# Scoring The Queen's Gambit



## robgb (May 6, 2021)

An excellent walkthrough/tutorial by composer Carlos Rafael Rivera.


----------



## muziksculp (May 6, 2021)

Great Video of C R Rivera showing his ideas, and orchestration, loved the series, and his music.


----------



## Monkberry (May 6, 2021)

This is great! I've watched The Queen's Gambit twice and it's become one of my favorite miniseries of all time. The second time I watched it, I made a point to see who scored it, so thank you for posting this.


----------



## Stringtree (May 6, 2021)

I'm not the same person after watching this. What a beautiful masterclass, for free. 

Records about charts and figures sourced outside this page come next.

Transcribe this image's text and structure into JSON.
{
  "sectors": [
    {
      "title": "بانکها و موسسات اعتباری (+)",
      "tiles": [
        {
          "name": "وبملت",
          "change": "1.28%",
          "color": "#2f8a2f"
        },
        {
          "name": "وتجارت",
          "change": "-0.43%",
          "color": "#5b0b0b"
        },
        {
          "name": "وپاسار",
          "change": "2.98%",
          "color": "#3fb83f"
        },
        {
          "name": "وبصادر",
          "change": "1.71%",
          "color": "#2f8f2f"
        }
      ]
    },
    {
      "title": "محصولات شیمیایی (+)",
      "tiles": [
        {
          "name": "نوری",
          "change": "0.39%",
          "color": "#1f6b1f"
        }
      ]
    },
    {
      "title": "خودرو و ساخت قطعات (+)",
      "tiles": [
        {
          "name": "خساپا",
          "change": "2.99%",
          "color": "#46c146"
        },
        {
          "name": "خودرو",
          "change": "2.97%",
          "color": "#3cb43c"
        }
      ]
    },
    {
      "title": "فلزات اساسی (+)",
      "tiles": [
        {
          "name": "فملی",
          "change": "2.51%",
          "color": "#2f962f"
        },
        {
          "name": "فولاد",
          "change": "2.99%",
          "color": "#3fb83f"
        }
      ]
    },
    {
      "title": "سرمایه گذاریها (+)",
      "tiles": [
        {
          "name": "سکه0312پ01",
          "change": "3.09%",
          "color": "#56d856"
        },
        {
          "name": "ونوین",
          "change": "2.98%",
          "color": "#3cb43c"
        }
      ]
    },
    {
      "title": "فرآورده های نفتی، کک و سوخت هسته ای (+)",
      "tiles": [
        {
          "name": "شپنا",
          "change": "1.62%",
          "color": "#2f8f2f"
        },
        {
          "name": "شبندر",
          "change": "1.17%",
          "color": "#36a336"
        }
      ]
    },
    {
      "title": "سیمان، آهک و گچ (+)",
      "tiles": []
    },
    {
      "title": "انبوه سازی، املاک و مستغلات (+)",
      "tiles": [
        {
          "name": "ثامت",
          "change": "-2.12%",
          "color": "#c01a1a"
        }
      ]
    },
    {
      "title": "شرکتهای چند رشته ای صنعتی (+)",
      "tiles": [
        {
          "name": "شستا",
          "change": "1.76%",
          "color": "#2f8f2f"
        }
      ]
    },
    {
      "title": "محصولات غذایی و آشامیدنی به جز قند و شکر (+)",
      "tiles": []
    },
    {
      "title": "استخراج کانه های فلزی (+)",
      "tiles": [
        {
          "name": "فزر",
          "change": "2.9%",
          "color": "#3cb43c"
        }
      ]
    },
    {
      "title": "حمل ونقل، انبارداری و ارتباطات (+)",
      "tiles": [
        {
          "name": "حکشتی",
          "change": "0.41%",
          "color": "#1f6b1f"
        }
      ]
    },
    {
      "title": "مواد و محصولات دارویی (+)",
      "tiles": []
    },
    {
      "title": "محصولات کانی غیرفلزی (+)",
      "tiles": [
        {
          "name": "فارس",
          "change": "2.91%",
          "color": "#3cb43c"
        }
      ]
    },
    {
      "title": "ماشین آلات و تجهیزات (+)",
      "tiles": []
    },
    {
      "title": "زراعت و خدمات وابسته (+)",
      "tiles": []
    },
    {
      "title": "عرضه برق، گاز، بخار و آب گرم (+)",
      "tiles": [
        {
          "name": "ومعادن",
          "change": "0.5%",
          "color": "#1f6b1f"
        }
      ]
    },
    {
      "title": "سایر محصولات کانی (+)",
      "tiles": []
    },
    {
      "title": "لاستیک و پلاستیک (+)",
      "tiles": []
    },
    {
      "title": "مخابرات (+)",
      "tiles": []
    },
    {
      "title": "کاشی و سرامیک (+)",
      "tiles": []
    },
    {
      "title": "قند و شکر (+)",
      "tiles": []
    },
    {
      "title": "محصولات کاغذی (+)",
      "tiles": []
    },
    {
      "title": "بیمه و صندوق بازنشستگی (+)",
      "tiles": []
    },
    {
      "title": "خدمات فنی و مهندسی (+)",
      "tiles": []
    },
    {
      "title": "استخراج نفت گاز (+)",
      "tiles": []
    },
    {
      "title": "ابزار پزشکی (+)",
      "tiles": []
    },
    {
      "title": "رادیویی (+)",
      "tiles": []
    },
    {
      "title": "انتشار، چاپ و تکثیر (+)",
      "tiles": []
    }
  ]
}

Sure, I watched the whole series. This was so cool.


----------



## holywilly (May 6, 2021)

How come my YouTube audio playback is in MONO?


----------



## akhill jain (May 6, 2021)

holywilly said:


> How come my YouTube audio playback is in MONO?


Felt the same


----------



## gh0stwrit3r (May 7, 2021)

Lots of gratitude for this inside look!


----------



## composer313 (Dec 12, 2021)

Thank you all so much!


----------



## Jeremy Spencer (Feb 10, 2022)

Really enjoyed that! Wonderful score, and now has me considering SSO.


----------